Em 2005, Paulo ICAL et al35 realizaram um estudo com o objetivo de verificar o efeito da esplenectomia total, da ligadura dos vasos esplênicos principais e da ESTPI nos lípides plasmáticos de ratos alimentados com dieta-controle ou dieta acrescida com 2,5% de colesterol. Utilizaram 111 ratos Wistar, machos, pesando entre 273 e 427g, com idade aproximada de 12 semanas. Os animais foram distribuídos em cinco grupos: Grupo 1 (n = 20) – controle, não operado; Grupo 2 (n = 20) – manipulação do baço; Grupo 3 (n = 31) – ET; Grupo 4 (n = 20) – ligadura simultânea da artéria e veia esplênicas; Grupo 5 (n = 20) – ESTPI. Foram dosados os lípides plasmáticos, e os ratos foram distribuídos em dois subgrupos, de acordo com a dieta (subgrupo A – dieta-controle; subgrupo B – dieta acrescida com 2,5% de colesterol). Todos os animais foram submetidos à nova colheita de sangue após 90 dias do início do experimento. Os animais submetidos à ET, independentemente do tipo de dieta, apresentaram aumento significativo (p<0,05) do colesterol total, LDL, VLDL e triglicérides. O aumento da HDL foi significativo nos ratos alimentados com dieta-controle (p<0,05) e não significativo nos alimentados com dieta acrescida com 2,5% de colesterol (p>0,05). Os animais submetidos à ligadura simultânea da artéria e veia esplênicas e à ESTPI, e alimentados com dieta-controle, não apresentaram alterações nos níveis de lípides plasmáticos, exceto pelo aumento da HDL (p<0,05) observado no grupo da esplenectomia subtotal. Nos animais desses grupos, alimentados com dieta acrescida com 2,5% de colesterol, houve aumento significativo de colesterol total, LDL, VLDL e triglicérides.

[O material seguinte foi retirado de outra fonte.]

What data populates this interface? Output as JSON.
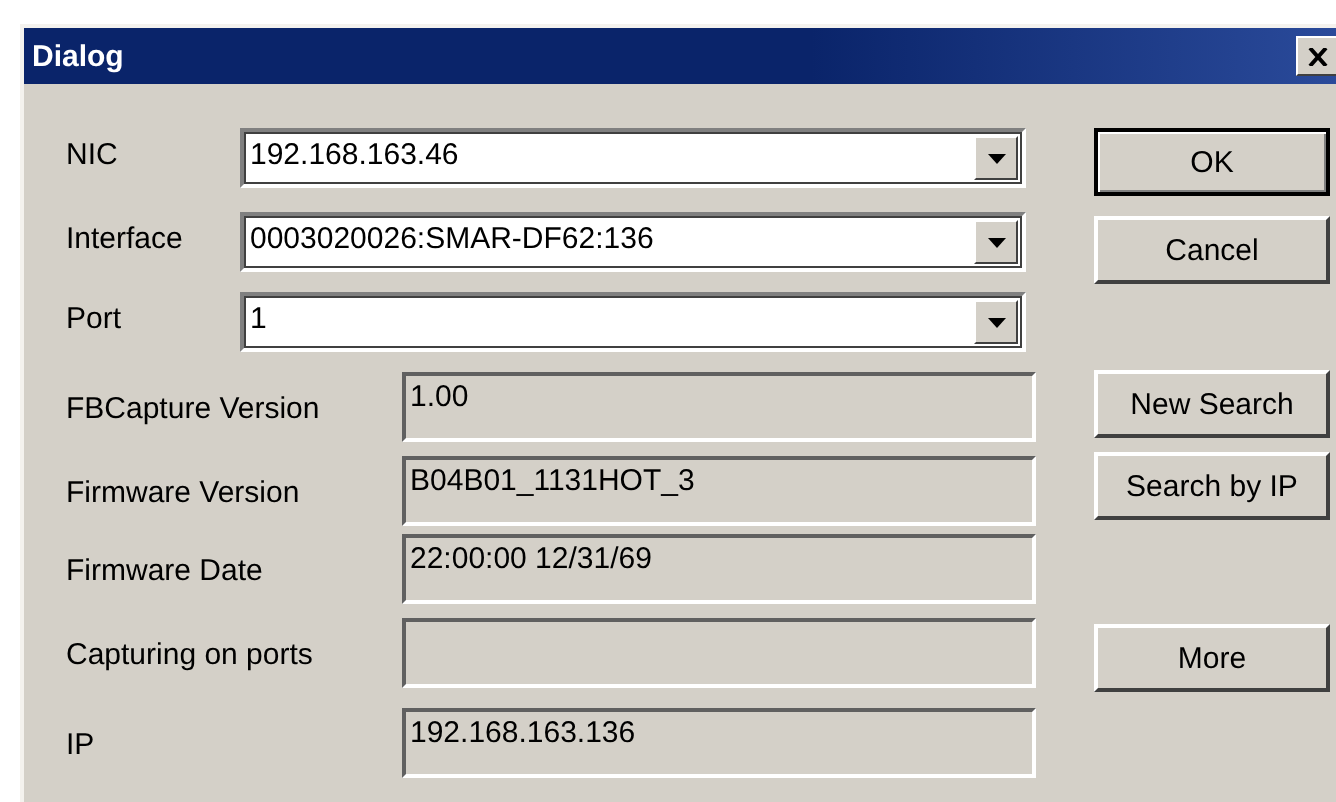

Daí os autores concluírem que a ET produz aumento significativo do colesterol total, das frações LDL e VLDL e dos triglicérides, tanto nos ratos alimentados com dieta-controle quanto nos alimentados com dieta acrescida com 2,5% de colesterol. O aumento é mais significativo nos animais alimentados com dieta acrescida com 2,5% de colesterol. A ligadura simultânea da artéria e veia esplênicas e a ESTPI previnem contra as alterações dos níveis de lípides plasmáticos observadas em ratos submetidos à ET alimentados com dieta-controle ou acrescida com 2,5% de colesterol.35 Nessa época foi realizada a primeira ESTPI em ratos (Figura 2).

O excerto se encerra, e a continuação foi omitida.